Highlanders in the News: Week of August 8
Every week, our Highlanders are using their education to do extraordinary things. Here, we’ll highlight some notable mentions from local, regional, national and international news media. Whether our students, alumni, faculty and staff are featured as subject matter experts in high-profile stories or simply helping make the world a better place, we’ll feature their stories.
The ‘views’ brothers
YouTube now hosts more than 51 million channels on its platform, according to Tubics.com.
At the same time, however, only about 29,000 of those user accounts have more than 1 million subscribers.
That means a fairly small percentage of the existing channels – roughly 0.057% – have actually reached the standard benchmark at which recording and uploading videos becomes, more or less, a lucrative full-time job.
All of this is merely to illustrate that competition for YouTube viewers is fierce and intensifying by the day, and it underscores the accomplishments of Ben Carlin ’12 and his brother, Jonathan Carlin.
They’re the creators and hosts of the channel Super Carlin Brothers, which offers twice-weekly videos that give viewers the siblings’ insights into pop culture topics like Disney and Pixar, Star Wars and the Marvel Cinematic Universe, Harry Potter and the Fantastic Beasts and more.
Since joining the streaming video service in April 2012, the Super Carlin Brothers channel has amassed some 2.17 million subscribers, and its library of more than 1,270 videos has generated approximately 667,000,000 total views.
Meanwhile, the siblings’ newer offshoot offerings, such as “Super Carlin Gaming,” with about 82,000 subscribers, and “Popcorn Culture” and “With the Carlins,” each with about 14,000 subscribers, are growing endeavors as well.
The brothers’ dad, longtime WSLS-TV anchor John Carlin, recently produced a news report about their work.
His piece, “Hey, Brother,” went online July 27 and gives an insider’s view on how they got their start, then later stumbled onto the big break that sent them into the YouTube stratosphere.
It also covers their unusual method for staying active on the job (spoiler warning: they’ve mounted standing desks atop treadmills, so they can get their steps in while working), as well as their hopes for the future of their channel.
“The goal is to continue to get to do it. Day in, day out. Week in, week out. Year after year,” Ben told WSLS-TV.
A July 30 story by WFXR news discusses an emerging designer opioid called protonitazene with a growing profile of late and which recently turned up during an investigation in Campbell County.
In writing about the drug, the Roanoke station called upon Radford University Chemistry Professor Kimberly Lane, Ph.D., for her insights.
Lane told WFXR that the new drug is three times more potent than fentanyl and that it binds more tightly to receptors in the brain. As a result, victims of protonitazene overdose require elevated levels of Narcan for resuscitation.
“It takes more to basically dissociate or kick it off of the receptor,” Lane said.
“I first heard about this maybe a year ago, and really it’s starting to become more of a concern just in the last two, three months,” she added.
“Because it’s a fairly new drug, they’re still looking at how it binds and what that might look like.”
In her academic work, Lane often examines the intersection between protein structure and function.

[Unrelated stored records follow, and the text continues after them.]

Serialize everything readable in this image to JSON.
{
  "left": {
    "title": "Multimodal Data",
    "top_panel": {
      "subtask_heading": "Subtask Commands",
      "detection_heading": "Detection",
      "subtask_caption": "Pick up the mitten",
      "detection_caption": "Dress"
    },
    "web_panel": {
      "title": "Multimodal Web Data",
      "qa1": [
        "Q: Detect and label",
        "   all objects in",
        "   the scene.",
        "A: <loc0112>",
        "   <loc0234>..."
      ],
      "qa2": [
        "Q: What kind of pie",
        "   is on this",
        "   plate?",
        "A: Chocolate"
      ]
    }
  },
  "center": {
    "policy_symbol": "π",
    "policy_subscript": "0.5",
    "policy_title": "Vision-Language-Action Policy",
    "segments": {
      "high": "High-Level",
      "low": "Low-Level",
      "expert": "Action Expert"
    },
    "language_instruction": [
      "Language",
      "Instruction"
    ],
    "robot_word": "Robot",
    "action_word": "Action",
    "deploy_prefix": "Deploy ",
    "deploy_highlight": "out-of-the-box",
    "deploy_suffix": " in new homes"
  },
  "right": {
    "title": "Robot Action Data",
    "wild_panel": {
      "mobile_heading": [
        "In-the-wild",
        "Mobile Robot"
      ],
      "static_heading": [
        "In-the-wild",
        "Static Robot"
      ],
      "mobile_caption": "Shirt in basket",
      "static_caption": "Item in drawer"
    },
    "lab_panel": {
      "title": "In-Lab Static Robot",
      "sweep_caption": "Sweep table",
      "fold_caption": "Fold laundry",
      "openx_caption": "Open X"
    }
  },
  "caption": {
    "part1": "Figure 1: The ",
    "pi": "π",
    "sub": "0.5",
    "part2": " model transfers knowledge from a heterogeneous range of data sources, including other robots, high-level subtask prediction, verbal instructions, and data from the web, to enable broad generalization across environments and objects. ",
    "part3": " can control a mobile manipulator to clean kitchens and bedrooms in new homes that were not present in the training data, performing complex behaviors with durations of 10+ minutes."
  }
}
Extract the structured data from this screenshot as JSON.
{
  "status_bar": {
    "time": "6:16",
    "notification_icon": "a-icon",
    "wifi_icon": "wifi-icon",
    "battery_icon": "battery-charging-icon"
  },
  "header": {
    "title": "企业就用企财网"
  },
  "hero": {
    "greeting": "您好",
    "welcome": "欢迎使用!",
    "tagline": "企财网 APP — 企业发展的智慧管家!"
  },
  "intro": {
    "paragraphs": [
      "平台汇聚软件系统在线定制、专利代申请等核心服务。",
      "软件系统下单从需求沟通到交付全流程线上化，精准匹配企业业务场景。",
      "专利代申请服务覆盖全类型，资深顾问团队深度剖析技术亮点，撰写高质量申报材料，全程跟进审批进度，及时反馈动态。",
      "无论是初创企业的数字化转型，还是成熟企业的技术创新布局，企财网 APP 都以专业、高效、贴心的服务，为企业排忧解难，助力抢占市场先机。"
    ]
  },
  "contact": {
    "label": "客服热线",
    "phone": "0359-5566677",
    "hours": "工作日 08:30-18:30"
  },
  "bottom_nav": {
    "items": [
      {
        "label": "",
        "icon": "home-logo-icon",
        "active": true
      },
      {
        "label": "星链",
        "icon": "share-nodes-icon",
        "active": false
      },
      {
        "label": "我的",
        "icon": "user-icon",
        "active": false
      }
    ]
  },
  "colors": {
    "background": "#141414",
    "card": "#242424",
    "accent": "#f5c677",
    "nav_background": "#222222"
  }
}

“My research focuses on the use of protein structure in the understanding of how proteins bind to their natural ligands and inhibitors, as well as in the design of new drug molecules,” she has written. “I am especially interested in proteins associated with cancer, cancer chemotherapies and chemotherapy side effects.”
Officials from Radford University’s emergency management office were among several local teams that took part in active threat training in July and August, according to a round of recent media stories.
The programs were led by Louisiana State University’s National Center for Biomedical Research and Training and the Academy of CounterTerrorist Education, or LSU-NCBRT/ACE for short.
According to a July 29 report by WSLS-TV, emergency workers from the university joined groups that included the Radford City Police Department, Radford Fire and Rescue Department and other agencies.
Phase one was called “Active Threat Integrated Response Care,” and it sought to enhance both medical skills and communication between agencies that would respond to active threat scenarios.
“These exercises … give participants experience working under duress during an active threat event in order to develop and solidify critical decision-making skills,” according to an Aug. 1 story in The Roanoke Times.
The second phase covered active threats on campus and was joined by members of Radford City Public Schools and multiple law enforcement agencies. Force-on-force training occurred at Radford High School and was also reported by an Aug. 2 article in the Radford News Journal.
“These training programs are an important part of our plan to respond to and recover from any type of crisis which may occur at the university or within the Radford community,” Radford University Chief of Police Eric Plummer, Ph.D., recently told Highlanders in the News.
“It is also important to train with our city counterparts in an effort to maintain readiness and our ability to maintain a safe and effective living, learning and working environment for our Highlander community.”